Por sua natureza, o emprego dos métodos extrajudiciais de solução de conflitos depende de acordo prévio das partes. É escolha que deriva da autonomia da vontade e, por isso mesmo, não há a necessidade de que a via a ser utilizada esteja prevista em lei. Como explicitado no Enunciado 81 da I Jornada Prevenção e Solução Extrajudicial de Litígios, organizada pelo Centro de Estudos Judiciários do Conselho da Justiça Federal (CEJ/CJF), “a conciliação, a arbitragem e a mediação, previstas em lei, não excluem outras formas de resolução de conflitos que decorram da autonomia privada, desde que o objeto seja lícito e as partes sejam capazes”.

Existem inúmeras métodos de solução extrajudicial de conflitos. Não é em todos que a resolução do litígio ocorre de forma consensual. Na arbitragem, por exemplo, a controvérsia é equacionada por um terceiro (o árbitro), imparcial e especialista na temática controvertida, o qual, nos limites da convenção arbitral, de forma semelhante ao juiz estatal, decide quem tem razão, aplicando o direito ao caso concreto.

Já a mediação, a conciliação e a negociação são formas autocompositivas de resolução de conflitos. Nelas, as partes, com ou sem o auxílio de um terceiro, solucionam suas controvérsias consensualmente. Na negociação, as próprias partes, mediante diálogo e sem a intervenção de terceiro, buscam diretamente chegar a um termo quanto ao litígio. Enquanto isso, tanto na mediação quanto na conciliação, um terceiro (o mediador ou o conciliador), neutro e imparcial, auxilia as partes na composição do conflito.²

Mediação e conciliação, contudo, não se confundem. A distinção é sutil: enquanto na mediação³ o terceiro (mediador) deve levar as partes, elas próprias, a construir o caminho para o acordo, sem influir diretamente nas escolhas feitas, na conciliação permite-se que o conciliador exerça um papel mais ativo na condução do diálogo, apresentando sugestões às partes, na busca da solução consensual.

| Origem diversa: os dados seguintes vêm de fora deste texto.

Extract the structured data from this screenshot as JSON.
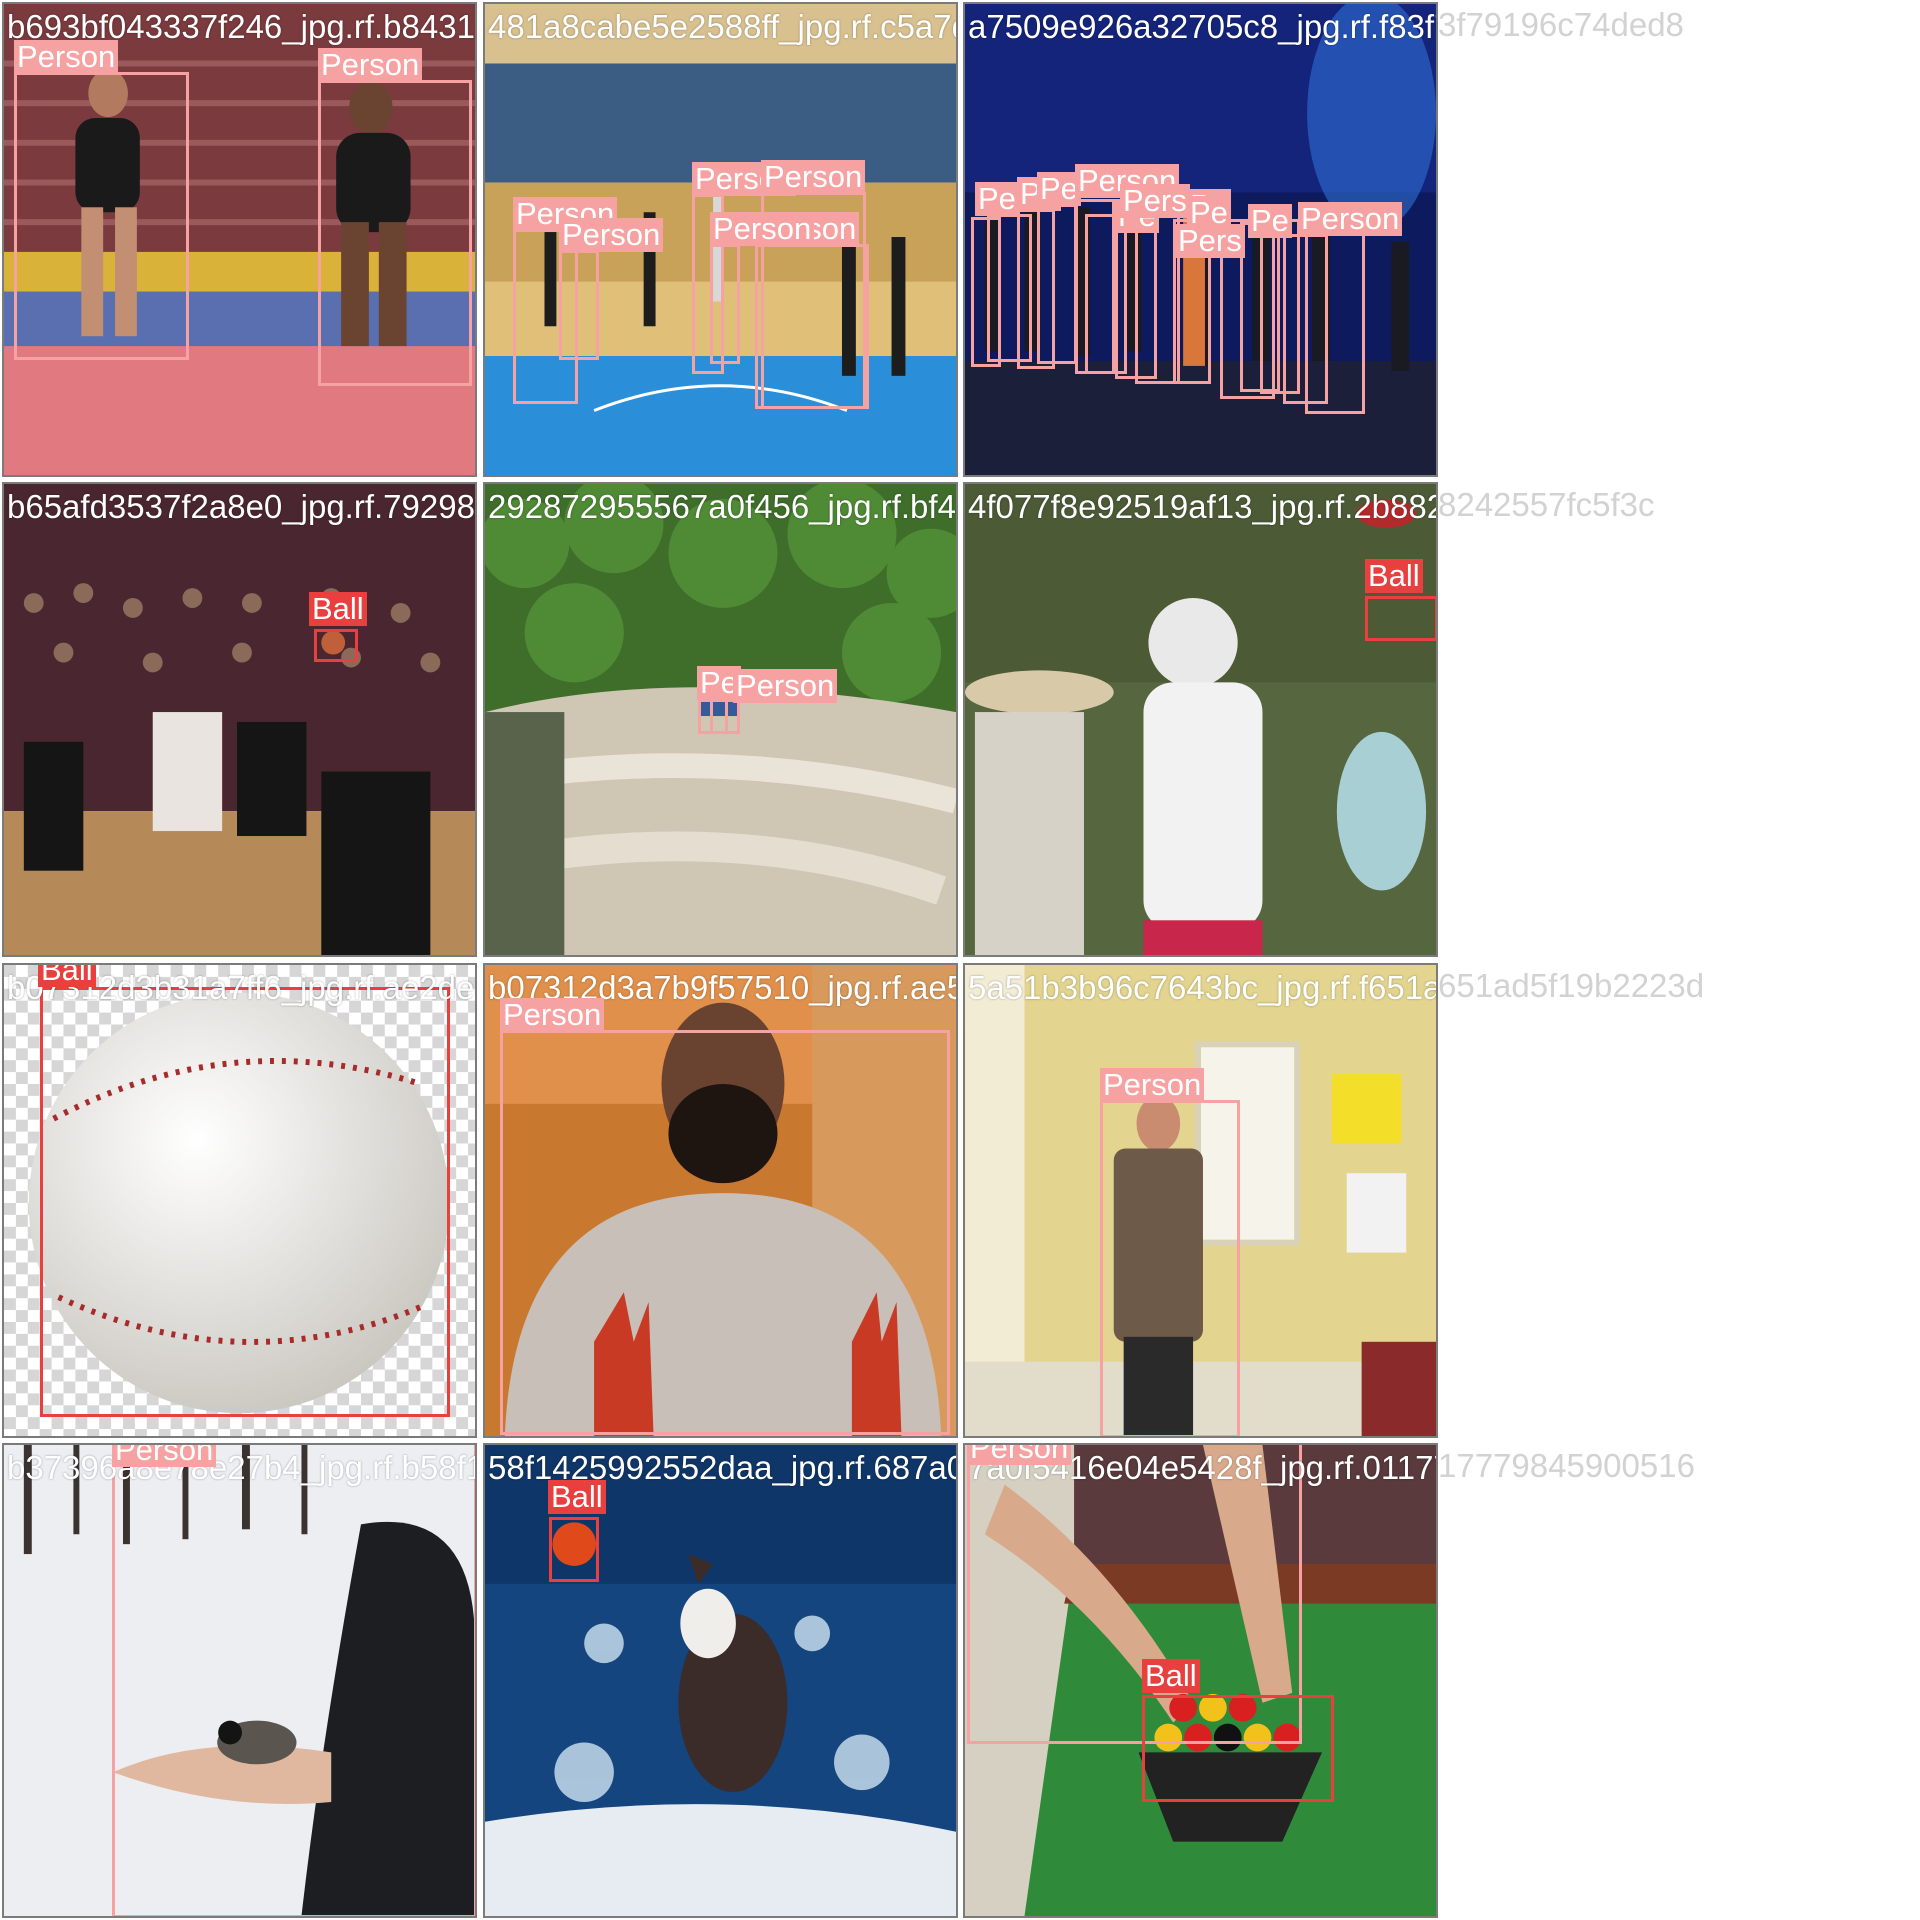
{
  "class_colors": {
    "Person": "#f6a2a2",
    "Ball": "#e8403f"
  },
  "tiles": [
    {
      "filename": "b693bf043337f246_jpg.rf.b8431a81a5e5e2588ff",
      "scene": "gymnasts-on-mat",
      "detections": [
        "Person",
        "Person"
      ]
    },
    {
      "filename": "481a8cabe5e2588ff_jpg.rf.c5a7d9e926a32705c8",
      "scene": "basketball-court-indoor",
      "detections": [
        "Person",
        "Person",
        "Person",
        "Person",
        "Person",
        "Person"
      ]
    },
    {
      "filename": "a7509e926a32705c8_jpg.rf.f83f79196c74ded8",
      "scene": "stage-performers",
      "detections": [
        "Pe",
        "Pe",
        "Pe",
        "Person",
        "Pe",
        "Pers",
        "Pe",
        "Pers",
        "Pe",
        "Pe",
        "Person"
      ]
    },
    {
      "filename": "b65afd3537f2a8e0_jpg.rf.792987295567a0f456",
      "scene": "basketball-game-crowd",
      "detections": [
        "Ball"
      ]
    },
    {
      "filename": "292872955567a0f456_jpg.rf.bf4f077f8e92519af13",
      "scene": "river-rafting",
      "detections": [
        "Pe",
        "Person"
      ]
    },
    {
      "filename": "4f077f8e92519af13_jpg.rf.2b88242557fc5f3c",
      "scene": "woman-catching-ball",
      "detections": [
        "Ball"
      ]
    },
    {
      "filename": "b07312d3b31a7ff6_jpg.rf.ae2de8_3d07c5a8",
      "scene": "baseball-closeup",
      "detections": [
        "Ball"
      ]
    },
    {
      "filename": "b07312d3a7b9f57510_jpg.rf.ae5a51b3b96c7643bc",
      "scene": "bearded-man-portrait",
      "detections": [
        "Person"
      ]
    },
    {
      "filename": "5a51b3b96c7643bc_jpg.rf.f651ad5f19b2223d",
      "scene": "man-presenting-room",
      "detections": [
        "Person"
      ]
    },
    {
      "filename": "b37396a8e78e27b4_jpg.rf.b58f1425992552daa",
      "scene": "bird-on-hand-snow",
      "detections": [
        "Person"
      ]
    },
    {
      "filename": "58f1425992552daa_jpg.rf.687a0f5416e04e5428f",
      "scene": "dog-in-water",
      "detections": [
        "Ball"
      ]
    },
    {
      "filename": "7a0f5416e04e5428f_jpg.rf.0117779845900516",
      "scene": "billiard-rack",
      "detections": [
        "Person",
        "Ball"
      ]
    }
  ]
}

A doutrina4, de forma relativamente uniforme, costuma apontar as seguintes vantagens na adoção dos métodos não adversariais de solução de conflitos (sempre sob uma ótica comparativa com o processo judicial): (i) celeridade; (ii) significativa redução de custos com o litígio; (iii) minimização das incertezas quanto ao resultado; (iv) confidencialidade do procedimento; e (v) preservação do relacionamento das partes envolvidas no conflito. Reconhece-se, também, que a adesão a métodos consensuais de resolução de litígios gera uma boa imagem pública, pois passa uma importante mensagem para os consumidores de que a empresa com eles efetivamente se importa.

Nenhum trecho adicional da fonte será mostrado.